2

i hope you are all healthy. :-)

Currently I have a recurring problem. Our database cluster, consisting of three nodes, currently fails almost daily. The reason is repeated that one of the three nodes hangs and thus somehow hangs the whole cluster. But... we have the cluster to protect us against failures. :-(

The problem behaves in such a way that every connection attempt is timed out. I connect via ssh to each of the nodes and execute the command "mariadb" or "mysql". So far it was always the case that the command worked on 2 of 3 nodes, one node (the hanging one) is not responding. If I now restart the hanging node via "reboot -f", the cluster is healthy again after a few seconds.

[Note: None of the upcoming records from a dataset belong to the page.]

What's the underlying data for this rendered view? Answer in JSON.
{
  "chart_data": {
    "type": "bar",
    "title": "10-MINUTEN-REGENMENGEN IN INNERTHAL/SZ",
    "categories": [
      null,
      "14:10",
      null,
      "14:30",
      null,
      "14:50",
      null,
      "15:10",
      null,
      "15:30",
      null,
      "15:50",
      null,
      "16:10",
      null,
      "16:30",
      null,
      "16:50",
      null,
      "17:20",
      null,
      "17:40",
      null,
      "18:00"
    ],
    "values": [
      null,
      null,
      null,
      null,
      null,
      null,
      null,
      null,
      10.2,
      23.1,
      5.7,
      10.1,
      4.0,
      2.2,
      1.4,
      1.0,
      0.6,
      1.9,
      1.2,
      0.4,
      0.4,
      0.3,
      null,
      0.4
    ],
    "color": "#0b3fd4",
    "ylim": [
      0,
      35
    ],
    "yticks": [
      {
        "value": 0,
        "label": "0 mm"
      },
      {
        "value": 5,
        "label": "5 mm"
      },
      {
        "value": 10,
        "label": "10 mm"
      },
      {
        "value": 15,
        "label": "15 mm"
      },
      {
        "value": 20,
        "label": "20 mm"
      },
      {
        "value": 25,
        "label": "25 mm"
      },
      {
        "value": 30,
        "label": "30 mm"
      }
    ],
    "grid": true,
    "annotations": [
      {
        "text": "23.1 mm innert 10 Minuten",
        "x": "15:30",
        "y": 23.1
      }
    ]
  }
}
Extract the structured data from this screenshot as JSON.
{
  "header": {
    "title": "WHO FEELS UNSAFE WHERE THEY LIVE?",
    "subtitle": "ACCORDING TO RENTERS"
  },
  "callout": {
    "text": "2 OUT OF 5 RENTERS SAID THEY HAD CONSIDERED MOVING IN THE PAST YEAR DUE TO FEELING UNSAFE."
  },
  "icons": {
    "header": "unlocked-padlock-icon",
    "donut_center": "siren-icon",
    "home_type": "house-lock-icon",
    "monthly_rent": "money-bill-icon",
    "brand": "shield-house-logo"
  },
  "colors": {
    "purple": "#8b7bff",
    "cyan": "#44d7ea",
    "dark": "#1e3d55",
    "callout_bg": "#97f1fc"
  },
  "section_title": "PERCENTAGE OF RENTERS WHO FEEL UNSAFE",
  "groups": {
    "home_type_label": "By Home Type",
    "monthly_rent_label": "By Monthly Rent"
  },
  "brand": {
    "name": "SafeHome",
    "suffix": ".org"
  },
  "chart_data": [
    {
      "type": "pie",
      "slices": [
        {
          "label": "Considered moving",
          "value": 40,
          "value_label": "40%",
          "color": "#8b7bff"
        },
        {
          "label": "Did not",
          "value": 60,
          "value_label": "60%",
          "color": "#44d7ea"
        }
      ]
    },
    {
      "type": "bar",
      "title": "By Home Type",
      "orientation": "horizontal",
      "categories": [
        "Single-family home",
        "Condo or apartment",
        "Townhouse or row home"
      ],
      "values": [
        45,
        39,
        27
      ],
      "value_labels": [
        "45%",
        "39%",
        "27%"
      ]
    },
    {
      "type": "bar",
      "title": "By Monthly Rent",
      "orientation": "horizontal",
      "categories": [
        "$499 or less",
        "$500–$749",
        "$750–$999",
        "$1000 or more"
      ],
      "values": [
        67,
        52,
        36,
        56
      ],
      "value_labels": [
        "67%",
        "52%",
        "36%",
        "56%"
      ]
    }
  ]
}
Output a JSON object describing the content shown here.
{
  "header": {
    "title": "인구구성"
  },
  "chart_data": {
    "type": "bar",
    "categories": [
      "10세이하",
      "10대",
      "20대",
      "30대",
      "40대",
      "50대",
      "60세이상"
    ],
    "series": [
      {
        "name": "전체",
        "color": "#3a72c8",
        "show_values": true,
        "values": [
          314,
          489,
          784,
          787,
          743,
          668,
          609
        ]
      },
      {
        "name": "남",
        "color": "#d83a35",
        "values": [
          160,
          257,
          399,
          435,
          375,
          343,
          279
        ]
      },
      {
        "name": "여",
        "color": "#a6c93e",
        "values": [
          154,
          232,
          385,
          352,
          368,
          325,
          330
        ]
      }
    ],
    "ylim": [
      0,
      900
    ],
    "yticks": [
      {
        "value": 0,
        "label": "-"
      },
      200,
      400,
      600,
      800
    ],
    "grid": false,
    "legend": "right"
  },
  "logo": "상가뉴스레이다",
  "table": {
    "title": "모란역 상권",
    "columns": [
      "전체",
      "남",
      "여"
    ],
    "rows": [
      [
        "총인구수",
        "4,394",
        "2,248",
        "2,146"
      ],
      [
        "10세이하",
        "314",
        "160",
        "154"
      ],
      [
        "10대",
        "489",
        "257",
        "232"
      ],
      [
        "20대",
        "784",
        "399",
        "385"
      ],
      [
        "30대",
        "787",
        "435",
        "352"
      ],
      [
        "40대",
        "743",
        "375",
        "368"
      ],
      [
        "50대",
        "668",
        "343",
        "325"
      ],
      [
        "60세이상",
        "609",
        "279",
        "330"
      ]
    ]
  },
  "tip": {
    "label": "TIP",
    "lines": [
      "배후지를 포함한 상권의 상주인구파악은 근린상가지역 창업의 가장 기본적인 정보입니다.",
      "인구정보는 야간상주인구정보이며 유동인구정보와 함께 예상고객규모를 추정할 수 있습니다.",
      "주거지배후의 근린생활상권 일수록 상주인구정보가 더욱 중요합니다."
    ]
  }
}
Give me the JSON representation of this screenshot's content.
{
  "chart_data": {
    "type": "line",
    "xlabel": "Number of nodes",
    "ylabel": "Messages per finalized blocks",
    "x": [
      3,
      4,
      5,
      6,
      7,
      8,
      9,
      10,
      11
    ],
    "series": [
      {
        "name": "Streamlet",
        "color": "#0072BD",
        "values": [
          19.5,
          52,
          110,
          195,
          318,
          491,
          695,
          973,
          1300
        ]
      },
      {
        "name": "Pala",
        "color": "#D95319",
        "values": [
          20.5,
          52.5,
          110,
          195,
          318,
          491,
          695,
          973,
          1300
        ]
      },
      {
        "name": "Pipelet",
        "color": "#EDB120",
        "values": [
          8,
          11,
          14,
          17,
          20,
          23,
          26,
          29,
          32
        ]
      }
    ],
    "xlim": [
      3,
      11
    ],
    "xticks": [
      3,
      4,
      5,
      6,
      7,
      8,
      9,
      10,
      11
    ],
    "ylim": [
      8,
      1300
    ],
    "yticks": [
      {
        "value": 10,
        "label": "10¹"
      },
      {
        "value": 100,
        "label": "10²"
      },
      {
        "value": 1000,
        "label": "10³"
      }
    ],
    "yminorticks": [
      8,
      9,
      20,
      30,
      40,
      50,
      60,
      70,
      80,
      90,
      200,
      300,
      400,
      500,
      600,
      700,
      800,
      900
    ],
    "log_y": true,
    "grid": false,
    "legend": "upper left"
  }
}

A reboot without "-f" does not work because the MariaDB service cannot be stopped. Even after several hours the frozen node is not removed from the cluster.

The command "mysqlcheck -A -e" displays "OK" for all tables. So i hope that no one is corrupted.

I'm desperate about this, because the database has always been very stable. :-(

Does anyone have an idea?

Our Configuration:

  • Each server has 8 CPU cores, 32 GB RAM and runs with an SSD.
  • Ubuntu 20.04 LTS with latest updates
  • MariaDB 10.5.8
  • "wsrep_protocol_version" 10

We have two tables with 2-3 millions of data records. The other tables (about 10 more) have 1 to 60.000 data records. The database is accessed about 100 times a second.

Paulo Boaventura
  • 1,365
  • 1
  • 9
  • 29
  • 1
    This question has nothing to do with programming, therefore it is off topic here on SO. The DBA sister site of SO offers help in questions related to managing databases. – Shadow Nov 26 '20 at 22:25
  • 1
    Do `SHOW PROCESSLIST` on each node when it hangs. If you spot a query that has been running a long time, show us what the query is. – Rick James Dec 16 '20 at 00:19

0 Answers0